Metastatic pancreatic endocrine tumor presenting as thoracic spinal cord compression.
Document Type
Academic Journal
Source
Spine (03622436) (SPINE), 5/15/2010; 35(11): E510-3. (1p)
Subject
Language
English
ISSN
0362-2436
Abstract
Study Design: A case report. Objective: The authors present a rare case of metastatic nonfunctioning neuroendocrine tumor of the pancreas presenting as thoracic spinal cord compression. Summary Of Background Data: Pancreatic endocrine tumors (PETs) are a slow-growing subset of pancreatic tumors. They can be classified as either functioning or nonfunctioning. To our knowledge, this is the second reported case of a PET presenting as spinal cord compression.
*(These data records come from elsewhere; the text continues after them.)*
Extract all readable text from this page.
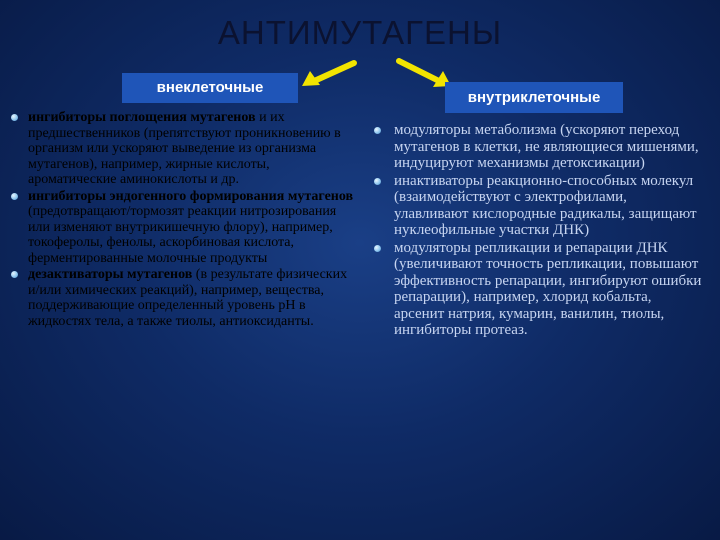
АНТИМУТАГЕНЫ
внеклеточные
внутриклеточные
ингибиторы поглощения мутагенов и их предшественников (препятствуют проникновению в организм или ускоряют выведение из организма мутагенов), например, жирные кислоты, ароматические аминокислоты и др.
ингибиторы эндогенного формирования мутагенов (предотвращают/тормозят реакции нитрозирования или изменяют внутрикишечную флору), например, токоферолы, фенолы, аскорбиновая кислота, ферментированные молочные продукты
дезактиваторы мутагенов (в результате физических и/или химических реакций), например, вещества, поддерживающие определенный уровень pH в жидкостях тела, а также тиолы, антиоксиданты.
модуляторы метаболизма (ускоряют переход мутагенов в клетки, не являющиеся мишенями, индуцируют механизмы детоксикации)
инактиваторы реакционно-способных молекул (взаимодействуют с электрофилами, улавливают кислородные радикалы, защищают нуклеофильные участки ДНК)
модуляторы репликации и репарации ДНК (увеличивают точность репликации, повышают эффективность репарации, ингибируют ошибки репарации), например, хлорид кобальта, арсенит натрия, кумарин, ванилин, тиолы, ингибиторы протеаз.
Methods: The clinical course, radiologic features, pathology, and outcome of the metastasis of PET are reported. Results: A 59-year-old woman presenting with a 2-week history of midthoracic back pain and early signs of myelopathy. A computed tomography scan and magnetic resonance imaging revealed multiple mildly enhancing lesions within T5, T7, T8, and L1 vertebral bodies with ventral epidural and bilateral T8-T9 neuroforaminal soft tissue extension causing severe spinal canal stenosis. A computed tomography-guided biopsy was inconclusive, and we performed a T7-T9 laminectomy with T8 bilateral transpedicular decompression and T6 to T10 pedicle screw fixation and posterolateral fusion with subtotal resection of the tumor. Pathology was consistent with low-grade neuroendocrine tumor. The patient recovered well, and an octreotide scan ultimately revealed an area of abnormal uptake within the body of the pancreas. Conclusion: We have reported a rare case of a metastatic PET presenting as spinal cord compression.